I could not fully understand the algorithm so I started building my vocabulary via self-paced learning. After taking the courses on linear dynamical system and control, mechanical engineering analysis, and chaos theory, I became deeply intrigued by the elegant interprations using linear algebra and its profound implication for engineering.
During this time, I tried using DMD and its variants on data and gained a new, brilliant perspective on turbulence. Moreover, getting to know the fundamentals helps me to appreciate a bigger picature, especially where the tools I am learning would be useful.
I am exploring this research area, especially the major analysis tools, on my own. I try to balance the searching, learning, implementation and exploitation (e.g., writing my tech blog). The approach that works particularly well so far, is
- Search curiously.
- Narrow down an interesting topic, read and take notes.
- Pick a good paper and take good notes. Implement the algorithm on toy problems first and play with it.
- If possible, implement relevant techniques, compare and learn.
Most often, I identified holes in my knowledge and the following learning would be really rewarding, such as picking up the basics of nonlinear time-series analysis.
I had an interesting dataset to begin with and used this approach to learn (1) spectral-POD, (2) the numerous variants of DMD, and (3) koopman mode decomposition. Then I explored sparse sensing out of interests.
I do not recommend this way of doing research, because one needs proper training during their PhD. However, I have benefitted immensely from this learning experience. The lessons I have learnt are:
- To take ownership of my research
- Great works take time and effort, (and are risky,) so they take cycles.
- To go through the cycles calls for plans with deliverables (e.g., report, mini-project) to keep me focused and track the progress.
- Build positive feedback loop.
I got taught by amazing lecturers over the world and met one of my idols because of my passion. I hope to share with the public about this exciting field through my blog and I do appreciate any request or contribution.
Introduction to Linear Dynamical Systems EE263 Stanford, Video lectures by Stephen Boyd
Great lecturer! The course work is really useful. Being able to see the meaning of the linear algebra operations helps my understanding.
Control Bootcamp by Steve Brunton, University of Washington
Amazing lecturer with brand-new way of lecturing!

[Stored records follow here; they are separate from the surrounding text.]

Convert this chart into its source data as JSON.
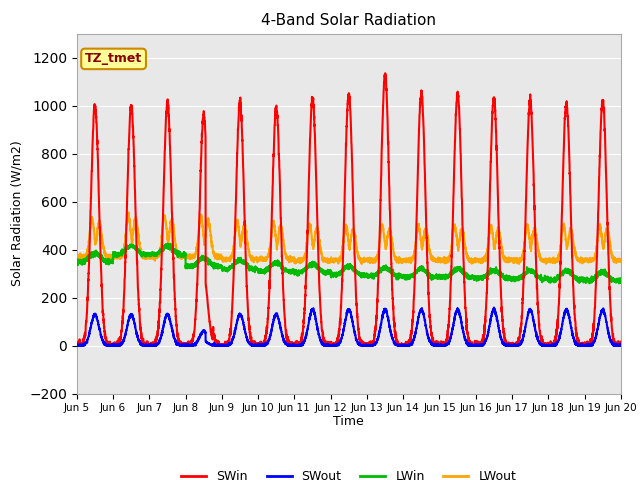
{
  "title": "4-Band Solar Radiation",
  "ylabel": "Solar Radiation (W/m2)",
  "xlabel": "Time",
  "annotation": "TZ_tmet",
  "ylim": [
    -200,
    1300
  ],
  "yticks": [
    -200,
    0,
    200,
    400,
    600,
    800,
    1000,
    1200
  ],
  "background_color": "#ffffff",
  "plot_bg_color": "#e8e8e8",
  "grid_color": "#ffffff",
  "colors": {
    "SWin": "#ff0000",
    "SWout": "#0000ff",
    "LWin": "#00bb00",
    "LWout": "#ffa500"
  },
  "line_width": 1.5,
  "n_days": 15,
  "start_day": 5,
  "points_per_day": 288,
  "SWin_peaks": [
    1000,
    1000,
    1010,
    960,
    1010,
    990,
    1030,
    1050,
    1130,
    1050,
    1050,
    1030,
    1020,
    1010,
    1020
  ],
  "SWout_peaks": [
    130,
    130,
    130,
    60,
    130,
    130,
    150,
    150,
    150,
    150,
    150,
    150,
    150,
    150,
    150
  ],
  "LWin_base": [
    350,
    380,
    380,
    330,
    320,
    310,
    305,
    295,
    290,
    285,
    285,
    280,
    278,
    275,
    272
  ],
  "LWout_base": [
    370,
    370,
    370,
    370,
    360,
    360,
    355,
    355,
    355,
    355,
    355,
    355,
    355,
    355,
    355
  ],
  "LWout_amp": [
    160,
    180,
    170,
    170,
    160,
    155,
    150,
    145,
    145,
    145,
    145,
    145,
    145,
    145,
    145
  ]
}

Really clear teaching and plenty of implementations to play with.
Nonlinear Dynamics and Chaos by Steven Strogatz, Cornell University
The lectures follow his book (beautifully written!) and I have mainly relied on his book. His teaching leads you slowly into the difficult concepts and explained things really well. I wish I had began studying chaos, especially bifurcation, from this book!
Mechanical Engineering Analysis: ME564 and ME565 by Steve Brunton, University of Washington
Really rigorous and clear teaching on how to solve ODE and PDE. More relevant to engineers.

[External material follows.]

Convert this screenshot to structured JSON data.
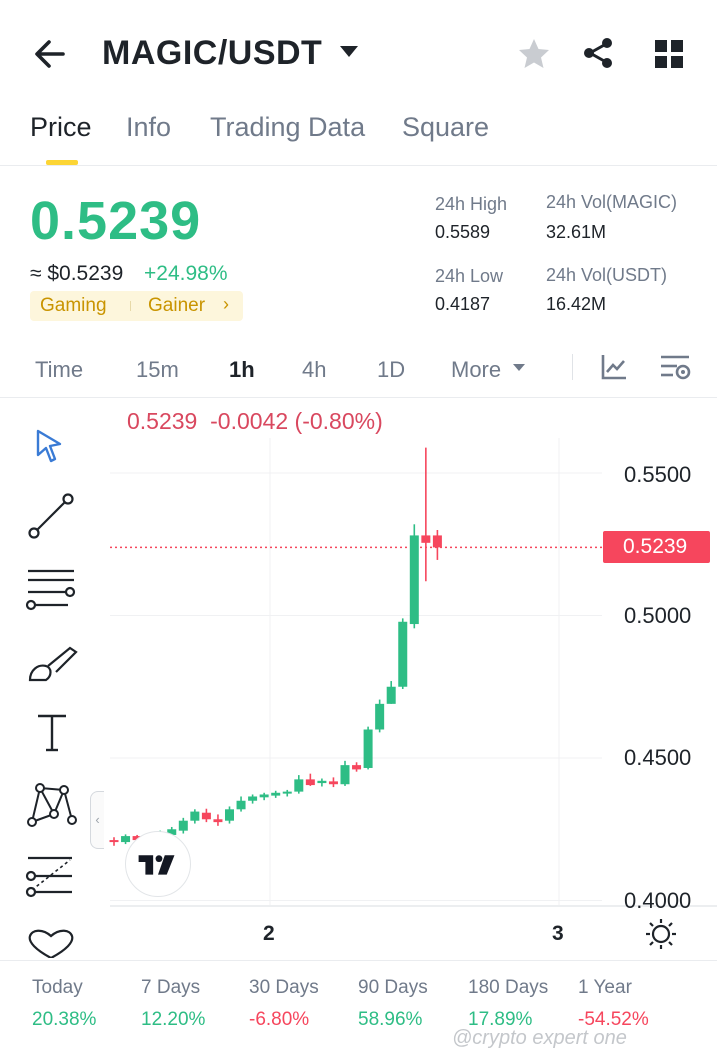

Nonlinear Dynamics: Geometry of Chaos by Predrag Cvitanović from. Georgia Institute of Technology.
The courses accompany the chaos book and is mathematically very challenging.
In my opinion, the Kutz group and Brunton Lab and their co-workers at University of Washington are leading the frontier in this direction. The other researchers I identified are Hayden Schaeffer from CMU and Maziar Raissi from Brown University.
The tools that I am most familiar with are DMD and compressed sensing. Therefore, I will exploit these advantages, get a few more miniprojects done before applying for jobs. The other interesting topics via the ‘curious’ search include
- Using various machine learning techniques to model chaos theory
- Predictive model based on chaos theory (e.g., work by Chris Danfort)
- The synergy between dynamical system and work from Yutian Chen and Max Welling on herded Gibbs sampling is also intriguing.